Starting with the “Allegro con spirito”, performers usually play the first movement of the concerto at the wrong tempos. This more often than not leads to a disruption of the whole musical architecture of the piece. How can the right tempo allegro be found?
In the secondary theme it indicates – “Tempo primo”. It is obvious, however, that the secondary theme must be performed in an unhurried manner, with love. “Tempo primo” of course refers to the main theme, not to the theme of the introduction. The “Tempo primo” of the secondary theme must be at the same tempo as the main theme “Allegro con spirito”. Then it all makes sense.

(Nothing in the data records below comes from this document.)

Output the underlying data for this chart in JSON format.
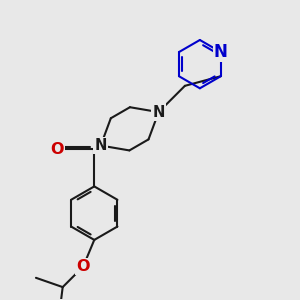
{
  "bg_color": "#e8e8e8",
  "bond_color": "#1a1a1a",
  "N_color": "#0000cc",
  "O_color": "#cc0000",
  "lw": 1.5,
  "dbo": 0.06,
  "fs": 10.5,
  "xlim": [
    -1.5,
    5.5
  ],
  "ylim": [
    -3.5,
    4.5
  ]
}
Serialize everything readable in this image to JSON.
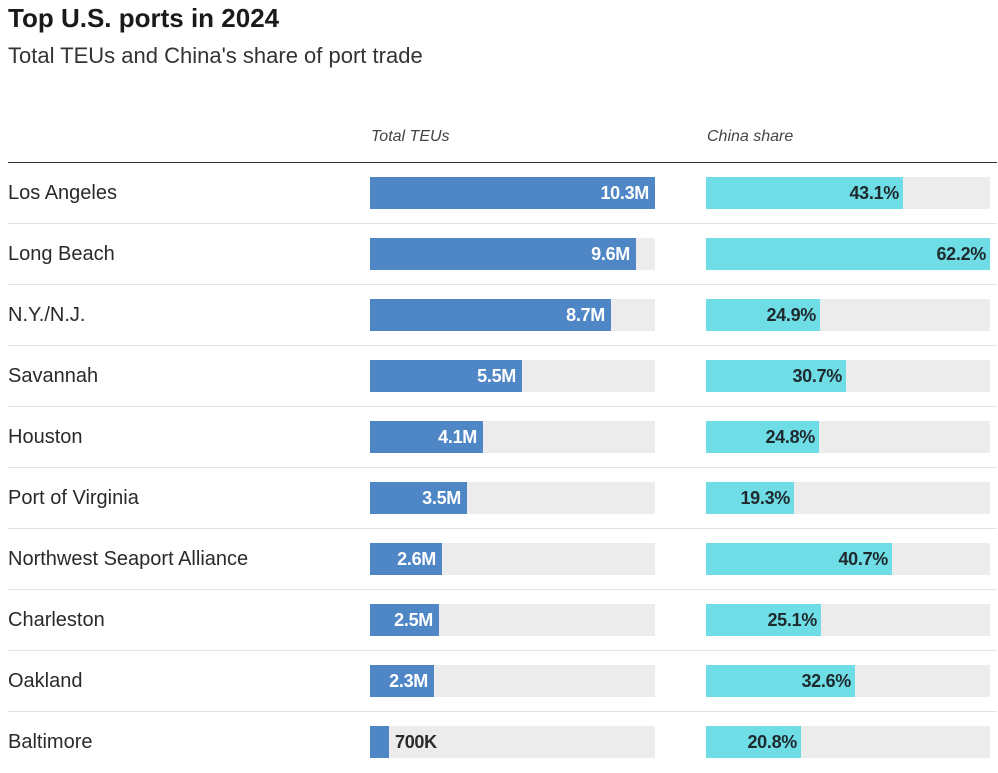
{
  "title": "Top U.S. ports in 2024",
  "subtitle": "Total TEUs and China's share of port trade",
  "colors": {
    "teu_bar": "#4f86c6",
    "china_bar": "#6fdde6",
    "track": "#ececec"
  },
  "chart_data": {
    "type": "bar",
    "title": "Top U.S. ports in 2024",
    "subtitle": "Total TEUs and China's share of port trade",
    "categories": [
      "Los Angeles",
      "Long Beach",
      "N.Y./N.J.",
      "Savannah",
      "Houston",
      "Port of Virginia",
      "Northwest Seaport Alliance",
      "Charleston",
      "Oakland",
      "Baltimore"
    ],
    "series": [
      {
        "name": "Total TEUs",
        "values": [
          10.3,
          9.6,
          8.7,
          5.5,
          4.1,
          3.5,
          2.6,
          2.5,
          2.3,
          0.7
        ],
        "labels": [
          "10.3M",
          "9.6M",
          "8.7M",
          "5.5M",
          "4.1M",
          "3.5M",
          "2.6M",
          "2.5M",
          "2.3M",
          "700K"
        ],
        "max": 10.3
      },
      {
        "name": "China share",
        "values": [
          43.1,
          62.2,
          24.9,
          30.7,
          24.8,
          19.3,
          40.7,
          25.1,
          32.6,
          20.8
        ],
        "labels": [
          "43.1%",
          "62.2%",
          "24.9%",
          "30.7%",
          "24.8%",
          "19.3%",
          "40.7%",
          "25.1%",
          "32.6%",
          "20.8%"
        ],
        "max": 62.2
      }
    ]
  }
}
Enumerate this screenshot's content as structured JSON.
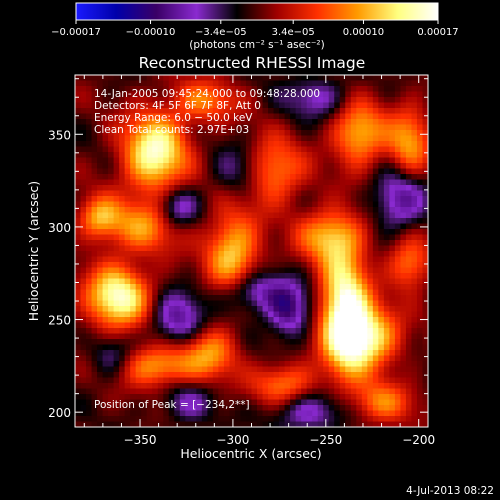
{
  "chart_data": {
    "type": "heatmap",
    "title": "Reconstructed RHESSI Image",
    "xlabel": "Heliocentric X (arcsec)",
    "ylabel": "Heliocentric Y (arcsec)",
    "xlim": [
      -385,
      -195
    ],
    "ylim": [
      192,
      382
    ],
    "x_ticks": [
      -350,
      -300,
      -250,
      -200
    ],
    "x_tick_labels": [
      "−350",
      "−300",
      "−250",
      "−200"
    ],
    "y_ticks": [
      200,
      250,
      300,
      350
    ],
    "y_tick_labels": [
      "200",
      "250",
      "300",
      "350"
    ],
    "colorbar": {
      "range": [
        -0.00017,
        0.00017
      ],
      "ticks": [
        -0.00017,
        -0.0001,
        -3.4e-05,
        3.4e-05,
        0.0001,
        0.00017
      ],
      "tick_labels": [
        "−0.00017",
        "−0.00010",
        "−3.4e−05",
        "3.4e−05",
        "0.00010",
        "0.00017"
      ],
      "unit_label": "(photons cm⁻² s⁻¹ asec⁻²)",
      "colors": [
        "#1a1aff",
        "#0000aa",
        "#3a0066",
        "#8a2ad0",
        "#000000",
        "#a00000",
        "#ff3000",
        "#ff9a00",
        "#ffff80",
        "#ffffff"
      ]
    },
    "annotations": [
      "14-Jan-2005 09:45:24.000 to 09:48:28.000",
      "Detectors: 4F 5F 6F 7F 8F, Att 0",
      "Energy Range: 6.0 − 50.0 keV",
      "Clean     Total counts: 2.97E+03",
      "Position of Peak = [−234,2**]"
    ],
    "sources": [
      {
        "x": -240,
        "y": 255,
        "amp": 1.0,
        "sx": 9,
        "sy": 22
      },
      {
        "x": -228,
        "y": 240,
        "amp": 0.8,
        "sx": 12,
        "sy": 12
      },
      {
        "x": -248,
        "y": 295,
        "amp": 0.6,
        "sx": 12,
        "sy": 10
      },
      {
        "x": -342,
        "y": 340,
        "amp": 0.9,
        "sx": 12,
        "sy": 15
      },
      {
        "x": -348,
        "y": 300,
        "amp": 0.5,
        "sx": 14,
        "sy": 10
      },
      {
        "x": -362,
        "y": 262,
        "amp": 0.9,
        "sx": 12,
        "sy": 12
      },
      {
        "x": -372,
        "y": 305,
        "amp": 0.55,
        "sx": 8,
        "sy": 8
      },
      {
        "x": -340,
        "y": 225,
        "amp": 0.6,
        "sx": 14,
        "sy": 8
      },
      {
        "x": -312,
        "y": 232,
        "amp": 0.5,
        "sx": 10,
        "sy": 10
      },
      {
        "x": -300,
        "y": 285,
        "amp": 0.7,
        "sx": 10,
        "sy": 16
      },
      {
        "x": -280,
        "y": 330,
        "amp": 0.6,
        "sx": 12,
        "sy": 12
      },
      {
        "x": -315,
        "y": 368,
        "amp": 0.45,
        "sx": 12,
        "sy": 8
      },
      {
        "x": -232,
        "y": 350,
        "amp": 0.65,
        "sx": 10,
        "sy": 12
      },
      {
        "x": -205,
        "y": 345,
        "amp": 0.55,
        "sx": 8,
        "sy": 14
      },
      {
        "x": -205,
        "y": 280,
        "amp": 0.5,
        "sx": 8,
        "sy": 10
      },
      {
        "x": -272,
        "y": 215,
        "amp": 0.5,
        "sx": 12,
        "sy": 8
      },
      {
        "x": -220,
        "y": 205,
        "amp": 0.45,
        "sx": 12,
        "sy": 8
      },
      {
        "x": -290,
        "y": 265,
        "amp": -0.5,
        "sx": 12,
        "sy": 8
      },
      {
        "x": -330,
        "y": 250,
        "amp": -0.5,
        "sx": 10,
        "sy": 10
      },
      {
        "x": -270,
        "y": 255,
        "amp": -0.55,
        "sx": 8,
        "sy": 10
      },
      {
        "x": -295,
        "y": 330,
        "amp": -0.4,
        "sx": 10,
        "sy": 10
      },
      {
        "x": -330,
        "y": 310,
        "amp": -0.45,
        "sx": 8,
        "sy": 8
      },
      {
        "x": -210,
        "y": 315,
        "amp": -0.5,
        "sx": 10,
        "sy": 12
      },
      {
        "x": -260,
        "y": 200,
        "amp": -0.4,
        "sx": 14,
        "sy": 8
      },
      {
        "x": -325,
        "y": 205,
        "amp": -0.3,
        "sx": 10,
        "sy": 8
      },
      {
        "x": -365,
        "y": 230,
        "amp": -0.3,
        "sx": 8,
        "sy": 8
      },
      {
        "x": -255,
        "y": 370,
        "amp": -0.35,
        "sx": 12,
        "sy": 8
      }
    ]
  },
  "footer": {
    "date": "4-Jul-2013 08:22"
  }
}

Usually “Allegro con spirito” is performed one and a half, or two times faster than it should be. The F minor octaves in the culmination likewise seem absurdly fast, and they should be performed at tempo, with no slowing down of the speed. If the tempo is wrong from the start, then the whole piece naturally takes on a caricature form, loses its logic and falls apart. The secondary theme “poco meno mosso” is usually played too slowly. Only after a revision of the tempos such as this does it become clear exactly how profound and magical is the music written by Tchaikovsky. Only if the tempos are correct does it become possible to intonate every note with care and gentleness worthy of the composer. In the second movement, sketched outlines for Eugene Onegin can be perceived. Peaceable pictures of Russian nature, the countryside, the manor estate. The “shot” in the reprise leads one to think of the duel between Lensky and Onegin. The short recitative by the piano reminds one of Onegin’s muttered, “He is killed, killed…” There are also musical images that remind one of future themes in The Queen of Spades. The old French folk song reminds us of the agonised delirium of an old woman remembering dances with French aristocrats in the 18th century. The finale of the concerto is optimistic. The composer moves away from the Bible and from his own problems and gives himself entirely over to an ecstatic Ukrainian feast day. In the concerto finale, magical Christmas landscapes stretch out, with heroes from early Gogol dancing, and the whole world rejoicing. The first theme signifies the “male” element, the well-known Ukrainian song Viydi, viydi Ivanku, (Come, come Ivanku). The secondary theme manifests the female element, the physicality and contentment of Ukrainian beauties and handsome young men. At the end, before the coda, Vakula the Smith soars across the musical heaven, riding the Devil to St Petersburg to the tsaritsa’s court to ask for her boots for his beautiful Oxana. This ecstatic flight ends with the crash of a fall. Vakula lands in the palace, with the elegantly dressed courtiers dancing the polonaise all around him. The apotheosis of the scene is the majestic appearance of Catherine the Great.